European languages in the late nineteenth century, and most users of those new terms considered their language had been enriched by them. Similarly, in the fourth to eighth centuries C.E., Syriac (a Semitic language closely related to Aramaic) is said to have flowered in the hands of Severus Sebokht, a bishop, scholar, and translator who imported quantities of Greek words and expressions together with the mathematical, medical, and astronomical knowledge of the ancient Greeks that the Latin West had ignored (and would not rediscover for centuries, until Arabic translations of those Syriac translations of Greek science were translated once again in the middle of the twelfth century C.E., in Toledo [Spain], by Gerard of Cremona, into Latin, for wider distribution throughout Europe).5
The Christian fundamentalists who converted the Bosavi people may indeed believe they enriched the language of the souls they have saved; and I suppose there may have been Syrian naysayers all those years ago who thought the mass import of Greek terms had wrecked their own ancient tongue. But the fact is that attitudes toward language change induced or accelerated by translation are not motivated exclusively by feelings about language or about translation. They arise from deeply seated and far less tractable ideas.

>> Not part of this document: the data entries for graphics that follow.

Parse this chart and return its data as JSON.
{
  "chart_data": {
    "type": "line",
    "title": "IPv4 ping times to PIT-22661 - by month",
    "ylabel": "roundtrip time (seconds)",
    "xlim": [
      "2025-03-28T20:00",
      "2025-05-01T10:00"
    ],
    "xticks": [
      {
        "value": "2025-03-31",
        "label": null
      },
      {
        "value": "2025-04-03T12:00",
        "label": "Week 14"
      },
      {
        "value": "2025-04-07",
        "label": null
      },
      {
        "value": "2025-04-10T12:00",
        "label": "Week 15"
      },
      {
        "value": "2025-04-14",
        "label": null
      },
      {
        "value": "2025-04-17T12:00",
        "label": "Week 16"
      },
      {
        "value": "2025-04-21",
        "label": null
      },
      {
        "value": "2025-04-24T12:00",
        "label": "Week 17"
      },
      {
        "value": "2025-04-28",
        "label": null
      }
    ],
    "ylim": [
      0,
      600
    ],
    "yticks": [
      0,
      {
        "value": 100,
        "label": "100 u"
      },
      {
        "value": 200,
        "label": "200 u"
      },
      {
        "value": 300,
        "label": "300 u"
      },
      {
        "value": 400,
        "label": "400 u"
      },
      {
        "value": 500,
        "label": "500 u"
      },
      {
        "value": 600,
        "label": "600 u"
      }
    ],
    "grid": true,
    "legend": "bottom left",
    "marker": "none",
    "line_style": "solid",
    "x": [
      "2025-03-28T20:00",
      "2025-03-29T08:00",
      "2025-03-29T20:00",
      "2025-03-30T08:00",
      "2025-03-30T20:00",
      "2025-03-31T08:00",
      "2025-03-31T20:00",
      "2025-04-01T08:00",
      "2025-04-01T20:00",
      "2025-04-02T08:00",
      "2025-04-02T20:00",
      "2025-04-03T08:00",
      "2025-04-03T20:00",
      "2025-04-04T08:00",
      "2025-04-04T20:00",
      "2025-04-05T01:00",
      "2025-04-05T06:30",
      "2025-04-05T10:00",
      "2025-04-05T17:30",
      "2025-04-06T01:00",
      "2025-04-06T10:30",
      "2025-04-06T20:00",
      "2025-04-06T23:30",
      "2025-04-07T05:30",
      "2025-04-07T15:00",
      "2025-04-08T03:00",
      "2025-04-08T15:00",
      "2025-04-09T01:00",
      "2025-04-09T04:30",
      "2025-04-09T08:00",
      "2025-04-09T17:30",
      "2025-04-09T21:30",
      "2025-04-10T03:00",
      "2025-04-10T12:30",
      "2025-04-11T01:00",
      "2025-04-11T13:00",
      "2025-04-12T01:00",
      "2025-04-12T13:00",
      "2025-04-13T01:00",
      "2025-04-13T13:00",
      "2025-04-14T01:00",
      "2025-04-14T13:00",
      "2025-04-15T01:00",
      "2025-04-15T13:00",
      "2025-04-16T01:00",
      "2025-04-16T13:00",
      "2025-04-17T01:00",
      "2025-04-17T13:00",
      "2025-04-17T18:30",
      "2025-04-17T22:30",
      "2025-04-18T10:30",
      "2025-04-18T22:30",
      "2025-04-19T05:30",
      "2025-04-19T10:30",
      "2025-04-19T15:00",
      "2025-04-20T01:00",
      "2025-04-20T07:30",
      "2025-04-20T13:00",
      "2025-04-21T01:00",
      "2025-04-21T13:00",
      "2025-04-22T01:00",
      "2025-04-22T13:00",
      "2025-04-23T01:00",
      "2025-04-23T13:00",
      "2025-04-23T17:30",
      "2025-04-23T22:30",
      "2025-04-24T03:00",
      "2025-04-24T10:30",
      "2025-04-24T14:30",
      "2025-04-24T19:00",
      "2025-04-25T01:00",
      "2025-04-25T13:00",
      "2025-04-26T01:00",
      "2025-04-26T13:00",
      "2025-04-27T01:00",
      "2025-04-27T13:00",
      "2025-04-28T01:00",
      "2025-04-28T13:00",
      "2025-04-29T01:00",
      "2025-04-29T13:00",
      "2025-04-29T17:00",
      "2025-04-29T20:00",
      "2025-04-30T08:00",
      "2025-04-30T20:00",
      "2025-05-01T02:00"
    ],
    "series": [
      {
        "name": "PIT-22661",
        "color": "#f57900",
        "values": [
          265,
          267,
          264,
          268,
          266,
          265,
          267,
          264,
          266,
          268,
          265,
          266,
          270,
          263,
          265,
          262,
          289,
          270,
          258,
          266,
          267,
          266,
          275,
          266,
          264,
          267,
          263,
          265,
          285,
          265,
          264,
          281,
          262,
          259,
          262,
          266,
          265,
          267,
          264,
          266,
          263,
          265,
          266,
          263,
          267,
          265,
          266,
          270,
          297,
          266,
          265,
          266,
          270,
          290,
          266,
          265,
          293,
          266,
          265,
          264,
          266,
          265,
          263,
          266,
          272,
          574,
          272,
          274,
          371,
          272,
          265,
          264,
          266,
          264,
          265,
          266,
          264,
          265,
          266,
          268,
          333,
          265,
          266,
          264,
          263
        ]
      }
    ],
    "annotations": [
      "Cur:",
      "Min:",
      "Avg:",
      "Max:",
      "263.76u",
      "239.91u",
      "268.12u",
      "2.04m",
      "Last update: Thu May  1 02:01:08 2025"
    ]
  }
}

The first of these is the place you think your language ought to occupy in the hierarchy of translation tongues. For many people, especially those caught in the mind-set of a monolingual European nation-state, this is a sensitive topic; because the imagined rank of a language often conflicts with reality, this can give rise to collective hypocrisy and spite. French people who look down on the use of English words that they nonetheless import by the bucketload are in this kind of plight. They are not alone.
The second major constituent of attitudes toward language change propelled by translations is the value you place on what it is that the new vocabulary brings. Translation impacts on a receiving language can’t really be separated from the impact that the translated material has. At different times, translations may flood receiving cultures with Hollywood glitz, shipbuilding techniques, religious salvation, saucy stories about Marie Antoinette—just about anything that’s ever been thought worth writing down. The value you attach to the linguistic traces of such flows is subordinate to your need or desire for the material that the translations in question make available for the first time.

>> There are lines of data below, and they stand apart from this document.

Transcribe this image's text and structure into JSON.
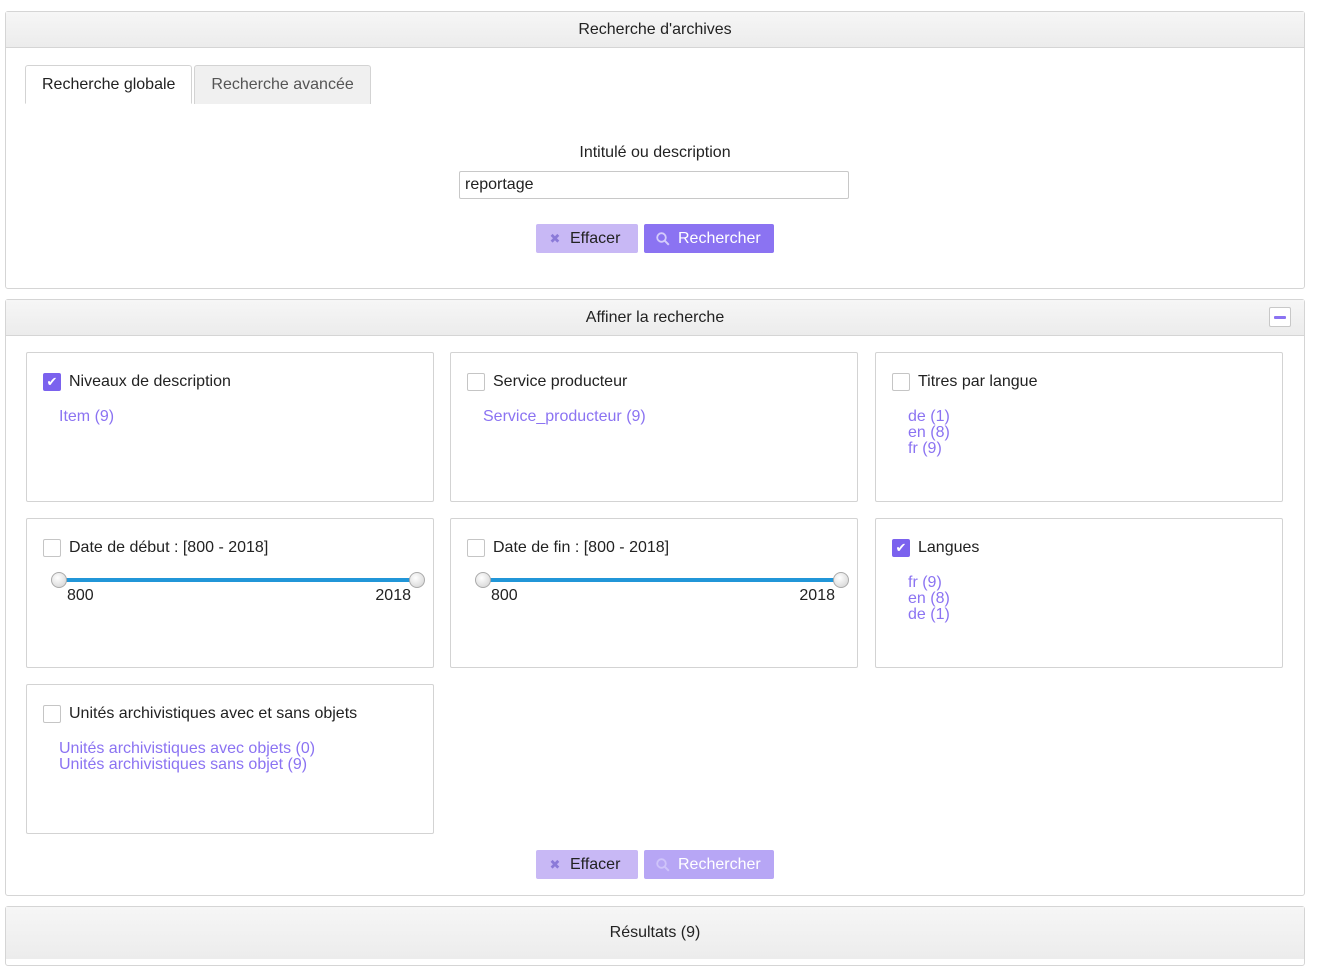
{
  "search_panel": {
    "title": "Recherche d'archives",
    "tabs": [
      {
        "label": "Recherche globale",
        "active": true
      },
      {
        "label": "Recherche avancée",
        "active": false
      }
    ],
    "field_label": "Intitulé ou description",
    "query_value": "reportage",
    "clear_label": "Effacer",
    "search_label": "Rechercher"
  },
  "refine_panel": {
    "title": "Affiner la recherche",
    "facets": {
      "niveaux": {
        "label": "Niveaux de description",
        "checked": true,
        "items": [
          "Item (9)"
        ]
      },
      "service": {
        "label": "Service producteur",
        "checked": false,
        "items": [
          "Service_producteur (9)"
        ]
      },
      "titres": {
        "label": "Titres par langue",
        "checked": false,
        "items": [
          "de (1)",
          "en (8)",
          "fr (9)"
        ]
      },
      "date_debut": {
        "label": "Date de début : [800 - 2018]",
        "checked": false,
        "min": "800",
        "max": "2018"
      },
      "date_fin": {
        "label": "Date de fin : [800 - 2018]",
        "checked": false,
        "min": "800",
        "max": "2018"
      },
      "langues": {
        "label": "Langues",
        "checked": true,
        "items": [
          "fr (9)",
          "en (8)",
          "de (1)"
        ]
      },
      "unites": {
        "label": "Unités archivistiques avec et sans objets",
        "checked": false,
        "items": [
          "Unités archivistiques avec objets (0)",
          "Unités archivistiques sans objet (9)"
        ]
      }
    },
    "clear_label": "Effacer",
    "search_label": "Rechercher"
  },
  "results_panel": {
    "title": "Résultats (9)"
  },
  "colors": {
    "accent": "#8b73f2",
    "accent_light": "#c8b8f5",
    "slider": "#2196d8"
  },
  "icons": {
    "clear": "x-icon",
    "search": "magnifier-icon",
    "check": "check-icon",
    "collapse": "minus-icon"
  }
}
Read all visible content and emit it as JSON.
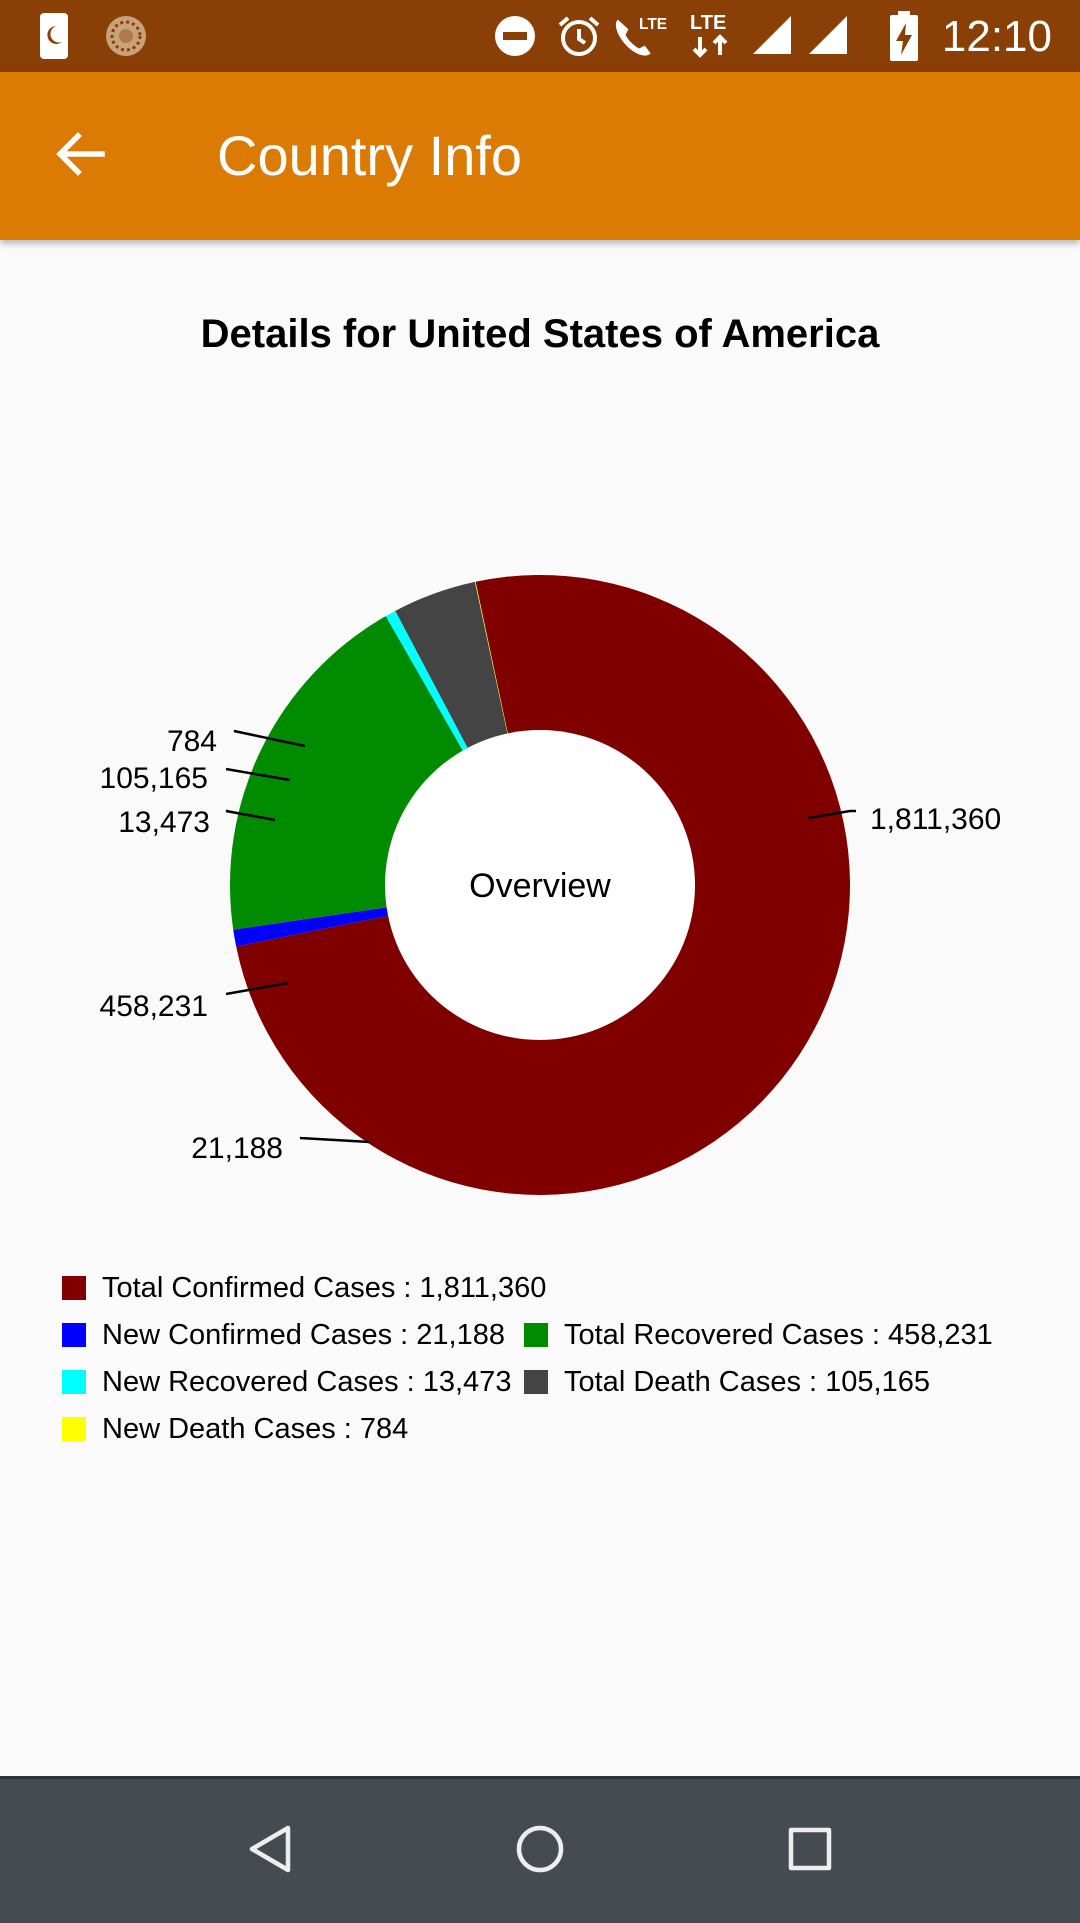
{
  "status_bar": {
    "time": "12:10",
    "icons": [
      "sim-card-moon-icon",
      "sunflower-app-icon",
      "do-not-disturb-icon",
      "alarm-icon",
      "lte-call-icon",
      "lte-data-icon",
      "signal-icon",
      "signal-icon-2",
      "battery-charging-icon"
    ]
  },
  "app_bar": {
    "title": "Country Info",
    "back_icon": "arrow-back-icon"
  },
  "heading": "Details for United States of America",
  "chart_data": {
    "type": "pie",
    "style": "donut",
    "center_text": "Overview",
    "slices": [
      {
        "label": "Total Confirmed Cases",
        "value": 1811360,
        "display": "1,811,360",
        "color": "#800000"
      },
      {
        "label": "New Confirmed Cases",
        "value": 21188,
        "display": "21,188",
        "color": "#0000FF"
      },
      {
        "label": "Total Recovered Cases",
        "value": 458231,
        "display": "458,231",
        "color": "#008B00"
      },
      {
        "label": "New Recovered Cases",
        "value": 13473,
        "display": "13,473",
        "color": "#00FFFF"
      },
      {
        "label": "Total Death Cases",
        "value": 105165,
        "display": "105,165",
        "color": "#444444"
      },
      {
        "label": "New Death Cases",
        "value": 784,
        "display": "784",
        "color": "#FFFF00"
      }
    ]
  },
  "legend": [
    {
      "text": "Total Confirmed Cases : 1,811,360",
      "color": "#800000"
    },
    {
      "text": "New Confirmed Cases : 21,188",
      "color": "#0000FF"
    },
    {
      "text": "Total Recovered Cases : 458,231",
      "color": "#008B00"
    },
    {
      "text": "New Recovered Cases : 13,473",
      "color": "#00FFFF"
    },
    {
      "text": "Total Death Cases : 105,165",
      "color": "#444444"
    },
    {
      "text": "New Death Cases : 784",
      "color": "#FFFF00"
    }
  ],
  "nav_bar": {
    "icons": [
      "back-triangle-icon",
      "home-circle-icon",
      "recents-square-icon"
    ]
  },
  "colors": {
    "status_bar": "#8A3F06",
    "app_bar": "#DB7B04",
    "background": "#FAFAFA",
    "nav_bar": "#454B50"
  }
}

The damage done to other cultures by lopsided translation flows is no different from the benefits brought to receiving languages by lopsided translation flows. The real damage and the real benefits lie not in translation as such, or in its impacts on receiving languages, but in the nature of the works that translation spreads.
SEVENTEEN
The Third Code: Translation as a Dialect
What language do you speak? That sounds like a merely factual inquiry with an uncomplicated answer, whatever it is. But as I was reading an American newspaper during the financial crisis of 2008, I learned that the U.S. treasury secretary was about to unveil the big megillah to put an end to the tsunami that was rocking Wall Street at the time. What language was that? Well, English—but only sort of. It was also, marginally, in Hebrew (mediated by Yiddish) and in Japanese, too. I can translate it into French—M. Paulson s’apprête à dévoiler la bonne méthode pour calmer la tourmente des marchés—but that doesn’t prove the sentence was in English, only that I understood it. I can back-translate the French sentence in any number of ways—but that would only show that “English” is a far from determinate thing.
Translators working into English are confronted on every page with decisions about the nature, scope, identity, and audience of the language they are writing. I write in a personal idiom that bears traces of my upbringing in England, my long stay in Scotland, and my present life on the East Coast of the United States. When I write a translation, however, I have to make choices in every paragraph about what variety of written English to use. As is well known, spellings, numbering systems, greetings, and curses, as well as several hundred common vocabulary items, have different forms in different parts of the English-speaking world. It drives me mad. How do I know what is “English” and what is something else?
The practical solution is this: I write the way I like, and then a skillful copy editor amends my prose to make it conform to the style appropriate to the output and the target audience of a particular publishing house.